En 1999, le label Battle Axe Records se distinguait grâce à la très impressionnante sélection Defenders of the underworld Avec leur premier fait d’armes, cette toute jeune structure réussissait un véritable coup d’éclat. Compilation éclectique, Defenders… mêlait outsiders prometteurs (Dilated Peoples, Defari, Non Phixion…) et pionniers bien rodés (Son Doobie, Del Tha Funky Homosapiens, Kool Keith…), accouchant d’un éventail inédit de morceaux de grande classe On se souvient surtout du décapage de Worst enemy, interprété par l’atomiseur Buc Fifty, qui déblatérait des lyrics digne d’un schizophrène irrécupérable (« I am my worst enemy, my mind got ten personalities »), le tout sur un instru terrible.

Battle Axe récidive avec Battle axe warriors, qui tombe à point pour les défricheurs de voix fraîches et talentueuses. Car cette édition comporte une nouvelle vague de jeunes loups enragés au possible, qui désirent en découdre avec nos oreilles pour se faire un nom dans la cours des grands. Emmené par le producteur et rappeur Mad Child (un collègue des Alkaholics et du Likwit Crew), cette kyrielle de louveteaux affamés comprend un certain nombre de mcs à l’avenir prometteur. Légèrement moins bien ficelée que la première compil’, cette réunion hip-hop comporte toutefois une dizaine de petits joyaux, parmi lesquels Puttin check down de Buc Fifty (truffés de boucles de pianos et autres clavecins), et Go for mine de Cut Father, Mad Child et Buc Fifty, qui emprunte à EPMD la voix d’Erick Sermon pour un sample finement placé. Buc Fifty est sans aucun doute l’homme le plus flamboyant de chez Battle Axe. Avec une hargne sans pareille (« I’m so ill, I make medicines sick », « Killin’ for a few dollar bucks, the ghetto fabulous », « I went to school with the garbage man »…) il officie sur quatre morceaux de la compilation, en montrant une fois de plus une certaine aisance dans ses monologues bien timbrés. Il est fort à parier qu’il sera le premier rappeur à sortir un album solo chez Battle Axe.

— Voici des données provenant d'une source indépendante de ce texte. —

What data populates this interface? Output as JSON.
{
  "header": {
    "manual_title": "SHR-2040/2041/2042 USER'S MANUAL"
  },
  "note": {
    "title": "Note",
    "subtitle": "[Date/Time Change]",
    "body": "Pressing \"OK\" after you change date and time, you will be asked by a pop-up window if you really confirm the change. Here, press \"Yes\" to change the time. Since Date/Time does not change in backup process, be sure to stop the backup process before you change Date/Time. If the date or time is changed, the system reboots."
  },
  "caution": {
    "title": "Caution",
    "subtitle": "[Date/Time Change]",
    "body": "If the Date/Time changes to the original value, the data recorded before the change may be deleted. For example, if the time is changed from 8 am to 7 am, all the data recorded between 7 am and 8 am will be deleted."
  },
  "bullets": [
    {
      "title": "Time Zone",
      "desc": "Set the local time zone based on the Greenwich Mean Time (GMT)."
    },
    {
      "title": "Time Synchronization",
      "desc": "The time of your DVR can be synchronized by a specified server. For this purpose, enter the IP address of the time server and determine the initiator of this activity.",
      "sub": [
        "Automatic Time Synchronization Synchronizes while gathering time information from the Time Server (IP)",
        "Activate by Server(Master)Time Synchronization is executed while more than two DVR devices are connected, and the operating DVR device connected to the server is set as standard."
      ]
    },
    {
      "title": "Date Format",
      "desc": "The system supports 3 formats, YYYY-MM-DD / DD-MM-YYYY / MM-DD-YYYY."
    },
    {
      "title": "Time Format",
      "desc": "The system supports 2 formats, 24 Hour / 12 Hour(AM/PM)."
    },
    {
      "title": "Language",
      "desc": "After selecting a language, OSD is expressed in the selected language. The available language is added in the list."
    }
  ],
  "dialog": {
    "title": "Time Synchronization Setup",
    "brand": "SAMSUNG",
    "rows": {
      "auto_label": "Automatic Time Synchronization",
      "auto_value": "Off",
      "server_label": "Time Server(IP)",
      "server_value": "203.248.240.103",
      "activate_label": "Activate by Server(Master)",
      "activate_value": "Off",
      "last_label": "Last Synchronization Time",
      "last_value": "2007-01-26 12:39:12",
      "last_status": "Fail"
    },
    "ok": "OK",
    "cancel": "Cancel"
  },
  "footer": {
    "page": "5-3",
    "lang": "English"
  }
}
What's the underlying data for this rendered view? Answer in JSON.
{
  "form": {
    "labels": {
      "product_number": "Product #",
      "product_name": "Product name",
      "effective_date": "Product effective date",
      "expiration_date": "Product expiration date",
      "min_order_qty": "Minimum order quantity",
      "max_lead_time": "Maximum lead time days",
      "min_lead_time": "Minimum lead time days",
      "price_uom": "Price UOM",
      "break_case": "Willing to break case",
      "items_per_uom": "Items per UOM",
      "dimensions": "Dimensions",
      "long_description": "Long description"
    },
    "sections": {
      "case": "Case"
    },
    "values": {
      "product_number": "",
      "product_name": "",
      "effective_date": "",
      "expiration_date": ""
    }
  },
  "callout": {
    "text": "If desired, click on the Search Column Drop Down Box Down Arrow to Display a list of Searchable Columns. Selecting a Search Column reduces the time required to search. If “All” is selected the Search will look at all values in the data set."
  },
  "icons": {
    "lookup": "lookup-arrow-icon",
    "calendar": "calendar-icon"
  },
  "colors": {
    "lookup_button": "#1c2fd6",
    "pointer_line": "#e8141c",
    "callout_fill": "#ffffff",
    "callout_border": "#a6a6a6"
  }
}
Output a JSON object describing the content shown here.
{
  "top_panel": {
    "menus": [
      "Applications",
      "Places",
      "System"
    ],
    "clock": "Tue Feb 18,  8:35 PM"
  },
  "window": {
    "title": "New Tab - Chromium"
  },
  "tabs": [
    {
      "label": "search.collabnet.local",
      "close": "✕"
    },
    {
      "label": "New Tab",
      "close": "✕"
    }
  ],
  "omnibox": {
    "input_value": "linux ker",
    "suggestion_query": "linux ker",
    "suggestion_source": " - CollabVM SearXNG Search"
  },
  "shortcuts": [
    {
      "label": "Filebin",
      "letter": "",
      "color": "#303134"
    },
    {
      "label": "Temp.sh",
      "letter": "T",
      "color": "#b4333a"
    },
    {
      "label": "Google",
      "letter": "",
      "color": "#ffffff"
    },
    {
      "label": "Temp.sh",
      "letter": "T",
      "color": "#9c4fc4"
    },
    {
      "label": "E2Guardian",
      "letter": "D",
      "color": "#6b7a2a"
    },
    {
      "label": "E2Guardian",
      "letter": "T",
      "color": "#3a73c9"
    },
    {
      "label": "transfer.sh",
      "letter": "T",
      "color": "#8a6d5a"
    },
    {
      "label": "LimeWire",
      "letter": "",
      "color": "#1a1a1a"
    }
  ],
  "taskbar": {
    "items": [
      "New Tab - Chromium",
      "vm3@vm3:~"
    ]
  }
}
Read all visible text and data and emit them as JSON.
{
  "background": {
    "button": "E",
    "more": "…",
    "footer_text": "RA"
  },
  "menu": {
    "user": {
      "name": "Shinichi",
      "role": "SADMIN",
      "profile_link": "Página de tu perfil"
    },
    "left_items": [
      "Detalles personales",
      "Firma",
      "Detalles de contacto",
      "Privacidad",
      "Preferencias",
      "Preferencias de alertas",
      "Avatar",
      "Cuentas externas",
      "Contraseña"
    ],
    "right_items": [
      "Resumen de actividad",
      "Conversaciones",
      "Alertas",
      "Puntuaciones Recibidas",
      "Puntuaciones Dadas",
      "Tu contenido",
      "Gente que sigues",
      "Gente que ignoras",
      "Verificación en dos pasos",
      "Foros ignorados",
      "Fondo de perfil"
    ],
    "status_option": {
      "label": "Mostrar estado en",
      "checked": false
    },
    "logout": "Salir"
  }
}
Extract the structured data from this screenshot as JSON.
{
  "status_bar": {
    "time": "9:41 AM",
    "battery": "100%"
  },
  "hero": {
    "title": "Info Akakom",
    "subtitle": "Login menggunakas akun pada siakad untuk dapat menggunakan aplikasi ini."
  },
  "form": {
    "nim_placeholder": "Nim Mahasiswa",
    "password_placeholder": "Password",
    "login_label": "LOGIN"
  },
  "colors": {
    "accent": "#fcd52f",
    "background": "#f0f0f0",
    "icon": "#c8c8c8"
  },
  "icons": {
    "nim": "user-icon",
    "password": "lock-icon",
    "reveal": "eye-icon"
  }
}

Mais Mister 50 n’est pas le seul à déchirer le micro sur cette palette hip hop toute fraîche. Les Swollen Members y apportent de virulentes couleurs, notamment grâce à la prod étincelante du « crazy white boy » Mad Child. Ce collectif émérite balance quatre titres étincelants: Camouflage et Summer Lighting, petits chefs d’œuvre aux samples extrêmement sombres, mais aussi le très dansant Crunch, sans oublier Deep end, à l’instru apocalyptique. On retiendra également le titre de LMNO featuring Mad Lib (Head lock), aux tonalités reggae entraînantes bourrées de bonnes vibrations, ou encore Moka Only & Abstract Rude (Team work), qui se rapprochent du talentueux Common.

Les quelques rares déceptions de Battle axe warriors compilation (Elbow room de LMNO par exemple) n’entachent pas vraiment la bonne prestation de cette nouvelle génération de gueulards inspirés. Longue vie à Battle Axe Records, ce nouveau label indépendant qui tient vraiment bon la rampe.